Fonte: Corriere della sera
Il tema della premiership, potenzialmente esplosivo, è stato sollevato da Giorgia Meloni. Un ultimatum che arriva mentre l’erosione di FI mette duramente alla prova la sua ambizione moderata
Il tema di Palazzo Chigi è stato posto nel modo più diretto. E potenzialmente esplosivo. E non a caso, ieri, a sollevarlo è stata Giorgia Meloni, leader di Fratelli d’Italia e candidata virtuale del centrodestra: così virtuale da averla indotta a rivolgere agli alleati una sorta di ultimatum. «Se non dovessimo riuscire a metterci d’accordo sulla premiership», ha avvertito, «non avrebbe senso andare al governo insieme». Il messaggio arriva mentre l’erosione di FI mette duramente alla prova la sua ambizione moderata: nonostante il suo fondatore contesti questa tesi.
Le ricadute della fine del governo di Mario Draghi portano all’uscita dal partito di altri tre parlamentari, nella convinzione che ormai sia subalterno a Matteo Salvini. Non è escluso che altri abbandonino, convinti che non solo il grillismo al tramonto di Giuseppe Conte e la Lega, ma anche FI abbia indotto il premier al passo indietro. È anche la conferma di quanto sia difficile congelare gli equilibri usciti dalle elezioni del 2018. La geografia politica si sta riplasmando: a cominciare dalla nebulosa centrista, dove, tra veti e tensioni, Azione di Carlo Calenda si propone come interprete di Draghi, in vista di un’alleanza col Pd che somiglia a una sfida.

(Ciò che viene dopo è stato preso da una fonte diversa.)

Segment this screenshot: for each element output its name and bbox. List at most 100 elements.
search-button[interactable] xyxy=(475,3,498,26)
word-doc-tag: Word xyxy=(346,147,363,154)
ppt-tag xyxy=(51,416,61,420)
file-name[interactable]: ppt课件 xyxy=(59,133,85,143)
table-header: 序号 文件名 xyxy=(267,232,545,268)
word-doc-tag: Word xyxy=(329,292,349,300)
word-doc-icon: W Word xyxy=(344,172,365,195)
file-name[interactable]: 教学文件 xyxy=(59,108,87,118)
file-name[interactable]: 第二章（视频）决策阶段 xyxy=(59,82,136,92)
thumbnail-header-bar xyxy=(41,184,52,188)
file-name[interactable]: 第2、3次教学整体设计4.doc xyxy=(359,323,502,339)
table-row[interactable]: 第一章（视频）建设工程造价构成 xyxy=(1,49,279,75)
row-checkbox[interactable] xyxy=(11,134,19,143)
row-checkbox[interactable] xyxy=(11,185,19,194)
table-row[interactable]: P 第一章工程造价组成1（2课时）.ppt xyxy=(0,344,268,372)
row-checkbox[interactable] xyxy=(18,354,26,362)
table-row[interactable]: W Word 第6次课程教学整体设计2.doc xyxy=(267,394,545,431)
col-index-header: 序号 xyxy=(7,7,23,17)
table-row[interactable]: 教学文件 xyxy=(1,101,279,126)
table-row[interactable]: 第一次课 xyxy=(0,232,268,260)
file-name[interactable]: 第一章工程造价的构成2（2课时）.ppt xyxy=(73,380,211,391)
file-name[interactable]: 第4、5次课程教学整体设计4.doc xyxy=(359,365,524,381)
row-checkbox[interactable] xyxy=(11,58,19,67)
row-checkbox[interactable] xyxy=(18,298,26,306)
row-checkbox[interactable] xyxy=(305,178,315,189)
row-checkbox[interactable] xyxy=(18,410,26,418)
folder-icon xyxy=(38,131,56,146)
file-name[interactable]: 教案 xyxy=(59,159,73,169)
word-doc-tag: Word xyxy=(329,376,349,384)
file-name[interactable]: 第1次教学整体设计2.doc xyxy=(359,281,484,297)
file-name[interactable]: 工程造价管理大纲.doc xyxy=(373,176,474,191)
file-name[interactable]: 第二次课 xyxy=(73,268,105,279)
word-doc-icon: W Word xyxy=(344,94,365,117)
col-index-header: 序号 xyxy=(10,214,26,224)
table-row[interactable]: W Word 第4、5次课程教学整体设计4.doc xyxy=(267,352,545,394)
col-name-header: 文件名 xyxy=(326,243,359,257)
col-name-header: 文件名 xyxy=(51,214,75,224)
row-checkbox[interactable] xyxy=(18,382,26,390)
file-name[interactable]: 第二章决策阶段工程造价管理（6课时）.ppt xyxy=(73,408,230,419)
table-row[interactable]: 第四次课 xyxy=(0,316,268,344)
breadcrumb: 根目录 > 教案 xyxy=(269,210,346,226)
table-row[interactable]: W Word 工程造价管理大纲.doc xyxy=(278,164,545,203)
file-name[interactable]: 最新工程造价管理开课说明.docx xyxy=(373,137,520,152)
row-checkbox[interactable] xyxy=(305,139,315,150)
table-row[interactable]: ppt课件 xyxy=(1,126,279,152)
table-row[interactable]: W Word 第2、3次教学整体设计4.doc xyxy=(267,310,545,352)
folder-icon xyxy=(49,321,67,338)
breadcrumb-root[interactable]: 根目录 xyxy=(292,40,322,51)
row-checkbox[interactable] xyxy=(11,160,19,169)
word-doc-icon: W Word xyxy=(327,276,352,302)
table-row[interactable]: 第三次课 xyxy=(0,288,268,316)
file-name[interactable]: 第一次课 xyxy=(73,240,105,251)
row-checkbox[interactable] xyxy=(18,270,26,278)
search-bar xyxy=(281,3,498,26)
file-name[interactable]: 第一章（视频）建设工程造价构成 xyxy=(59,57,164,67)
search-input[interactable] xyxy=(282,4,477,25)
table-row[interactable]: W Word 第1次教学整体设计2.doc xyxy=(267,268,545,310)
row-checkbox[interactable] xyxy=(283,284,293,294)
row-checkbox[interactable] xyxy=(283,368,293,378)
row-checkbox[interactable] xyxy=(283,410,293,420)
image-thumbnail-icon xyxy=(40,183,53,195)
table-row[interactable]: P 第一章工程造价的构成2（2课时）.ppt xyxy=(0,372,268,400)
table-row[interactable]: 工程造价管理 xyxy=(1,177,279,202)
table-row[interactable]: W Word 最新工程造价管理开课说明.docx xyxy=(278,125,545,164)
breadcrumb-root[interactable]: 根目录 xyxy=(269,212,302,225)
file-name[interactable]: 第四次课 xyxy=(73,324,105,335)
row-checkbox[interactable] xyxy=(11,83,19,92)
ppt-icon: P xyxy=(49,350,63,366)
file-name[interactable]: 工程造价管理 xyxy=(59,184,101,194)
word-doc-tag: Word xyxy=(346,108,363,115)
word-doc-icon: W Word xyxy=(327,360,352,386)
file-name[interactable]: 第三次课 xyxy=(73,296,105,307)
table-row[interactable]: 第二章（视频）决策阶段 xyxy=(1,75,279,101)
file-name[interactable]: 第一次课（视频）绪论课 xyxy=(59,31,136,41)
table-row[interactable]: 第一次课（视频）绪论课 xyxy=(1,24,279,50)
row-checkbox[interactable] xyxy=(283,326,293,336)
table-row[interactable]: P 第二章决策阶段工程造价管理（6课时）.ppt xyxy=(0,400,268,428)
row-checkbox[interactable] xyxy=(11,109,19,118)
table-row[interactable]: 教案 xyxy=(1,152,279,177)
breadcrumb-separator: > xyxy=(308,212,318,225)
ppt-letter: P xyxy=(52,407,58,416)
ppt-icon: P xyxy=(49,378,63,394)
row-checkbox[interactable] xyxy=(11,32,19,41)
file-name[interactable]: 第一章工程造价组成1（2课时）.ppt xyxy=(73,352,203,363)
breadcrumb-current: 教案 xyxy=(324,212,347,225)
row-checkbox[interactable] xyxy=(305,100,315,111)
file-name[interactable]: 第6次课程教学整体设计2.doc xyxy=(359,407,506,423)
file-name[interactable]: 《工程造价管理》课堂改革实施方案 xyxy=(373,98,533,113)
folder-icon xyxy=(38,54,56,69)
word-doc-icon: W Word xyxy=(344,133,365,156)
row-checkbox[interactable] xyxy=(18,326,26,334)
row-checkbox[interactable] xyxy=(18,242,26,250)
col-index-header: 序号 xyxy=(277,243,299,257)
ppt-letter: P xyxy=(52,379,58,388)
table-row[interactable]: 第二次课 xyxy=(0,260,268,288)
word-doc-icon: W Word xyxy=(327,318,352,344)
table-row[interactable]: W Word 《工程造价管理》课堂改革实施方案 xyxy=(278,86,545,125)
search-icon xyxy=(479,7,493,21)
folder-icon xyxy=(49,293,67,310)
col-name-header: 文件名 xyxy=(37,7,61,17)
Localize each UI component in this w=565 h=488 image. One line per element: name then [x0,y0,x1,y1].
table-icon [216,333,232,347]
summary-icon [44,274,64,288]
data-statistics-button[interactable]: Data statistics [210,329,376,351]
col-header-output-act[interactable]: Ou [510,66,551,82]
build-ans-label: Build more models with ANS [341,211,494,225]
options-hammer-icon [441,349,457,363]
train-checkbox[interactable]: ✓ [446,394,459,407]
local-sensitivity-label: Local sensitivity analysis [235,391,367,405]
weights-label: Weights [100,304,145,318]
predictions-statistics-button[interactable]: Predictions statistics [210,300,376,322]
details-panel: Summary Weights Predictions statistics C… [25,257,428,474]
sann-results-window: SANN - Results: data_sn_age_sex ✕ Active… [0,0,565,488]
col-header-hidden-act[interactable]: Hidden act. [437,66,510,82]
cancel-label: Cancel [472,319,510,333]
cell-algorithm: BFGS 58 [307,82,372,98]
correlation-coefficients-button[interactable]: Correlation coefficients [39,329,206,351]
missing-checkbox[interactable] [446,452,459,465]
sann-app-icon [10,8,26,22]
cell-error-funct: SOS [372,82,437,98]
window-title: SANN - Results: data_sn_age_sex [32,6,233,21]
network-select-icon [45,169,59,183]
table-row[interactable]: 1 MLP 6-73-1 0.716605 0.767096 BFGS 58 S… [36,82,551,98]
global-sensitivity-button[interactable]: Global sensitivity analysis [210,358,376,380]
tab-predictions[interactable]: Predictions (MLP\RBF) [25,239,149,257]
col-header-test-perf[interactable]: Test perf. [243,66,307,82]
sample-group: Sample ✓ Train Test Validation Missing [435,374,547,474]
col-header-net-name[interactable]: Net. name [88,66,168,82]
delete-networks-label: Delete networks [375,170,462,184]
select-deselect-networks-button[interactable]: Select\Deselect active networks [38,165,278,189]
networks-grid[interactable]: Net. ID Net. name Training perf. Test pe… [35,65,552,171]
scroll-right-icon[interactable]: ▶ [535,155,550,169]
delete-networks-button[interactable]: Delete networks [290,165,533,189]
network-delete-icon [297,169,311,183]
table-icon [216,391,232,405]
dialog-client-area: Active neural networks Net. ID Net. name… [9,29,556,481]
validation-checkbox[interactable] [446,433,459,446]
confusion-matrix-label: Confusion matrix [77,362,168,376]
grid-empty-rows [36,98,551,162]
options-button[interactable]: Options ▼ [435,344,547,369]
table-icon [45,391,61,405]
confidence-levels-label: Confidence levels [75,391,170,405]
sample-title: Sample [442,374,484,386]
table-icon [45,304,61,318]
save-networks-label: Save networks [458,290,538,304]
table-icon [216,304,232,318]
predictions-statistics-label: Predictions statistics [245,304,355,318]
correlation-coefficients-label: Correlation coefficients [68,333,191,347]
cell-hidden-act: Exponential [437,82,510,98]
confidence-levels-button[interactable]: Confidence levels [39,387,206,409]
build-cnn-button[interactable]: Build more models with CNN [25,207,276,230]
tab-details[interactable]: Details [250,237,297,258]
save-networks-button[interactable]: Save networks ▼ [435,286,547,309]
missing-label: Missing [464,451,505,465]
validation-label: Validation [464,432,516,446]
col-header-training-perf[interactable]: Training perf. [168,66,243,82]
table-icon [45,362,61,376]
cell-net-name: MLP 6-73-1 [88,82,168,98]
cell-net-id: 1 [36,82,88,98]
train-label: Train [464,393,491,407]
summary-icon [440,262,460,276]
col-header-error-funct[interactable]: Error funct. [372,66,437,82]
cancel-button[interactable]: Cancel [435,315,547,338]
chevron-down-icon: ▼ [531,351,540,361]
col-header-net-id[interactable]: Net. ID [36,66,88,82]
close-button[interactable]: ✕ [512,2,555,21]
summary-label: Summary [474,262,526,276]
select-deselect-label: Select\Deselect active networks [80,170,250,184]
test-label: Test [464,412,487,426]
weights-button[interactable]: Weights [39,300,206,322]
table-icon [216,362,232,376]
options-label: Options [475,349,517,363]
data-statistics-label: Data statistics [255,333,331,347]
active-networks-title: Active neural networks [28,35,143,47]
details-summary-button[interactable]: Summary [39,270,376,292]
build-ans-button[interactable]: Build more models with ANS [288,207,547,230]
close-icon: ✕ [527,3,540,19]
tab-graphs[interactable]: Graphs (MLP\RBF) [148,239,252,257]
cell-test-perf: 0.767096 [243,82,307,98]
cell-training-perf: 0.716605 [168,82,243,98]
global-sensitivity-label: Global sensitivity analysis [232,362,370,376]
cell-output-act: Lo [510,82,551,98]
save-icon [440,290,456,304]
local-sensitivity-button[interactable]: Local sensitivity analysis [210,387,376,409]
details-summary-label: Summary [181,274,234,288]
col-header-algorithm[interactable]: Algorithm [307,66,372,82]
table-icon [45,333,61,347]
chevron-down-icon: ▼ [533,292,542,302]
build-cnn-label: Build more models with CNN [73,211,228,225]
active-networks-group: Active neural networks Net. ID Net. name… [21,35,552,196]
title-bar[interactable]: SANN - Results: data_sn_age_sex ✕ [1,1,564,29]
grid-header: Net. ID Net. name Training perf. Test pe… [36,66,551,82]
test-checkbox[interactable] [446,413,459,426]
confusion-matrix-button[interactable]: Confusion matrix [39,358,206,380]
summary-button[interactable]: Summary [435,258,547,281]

Sono tutti embrioni di coalizioni che marciano verso le urne senza un profilo compiuto. E Giorgia Meloni segnala un fenomeno trasversale. Dovunque si guardi, manca un’intesa su chi sarà il candidato o la candidata a Palazzo Chigi. Esistono rivendicazioni, non accordi. Si delineano principi teorici, soggetti tuttavia a un’interpretazione che solo il responso elettorale potrà tradurre in comportamenti. La competizione strisciante che si era vista nelle elezioni per i sindaci, nel centrodestra si sta trasferendo a livello nazionale.
Dentro FI serpeggiano ambizioni uguali a quelle di Meloni: con una parte dei Popolari europei pronti a sostenere un esponente berlusconiano per sbarrarle la strada. La leader di FdI è uscita allo scoperto per evitare che il centrodestra marci unito per poi dividersi dopo il 25 settembre: magari perfino usando internamente le polemiche un po’ stucchevoli e strumentali sul suo passato postfascista. La vera questione, semmai, è l’atteggiamento di oggi verso Europa e guerra della Russia. La sintonia anti-Bruxelles dell’ungherese Viktor Orbán accomuna FdI, Lega e FI. E Salvini e Berlusconi sono accusati di essere filo-Putin, rispetto a una Meloni «atlantista».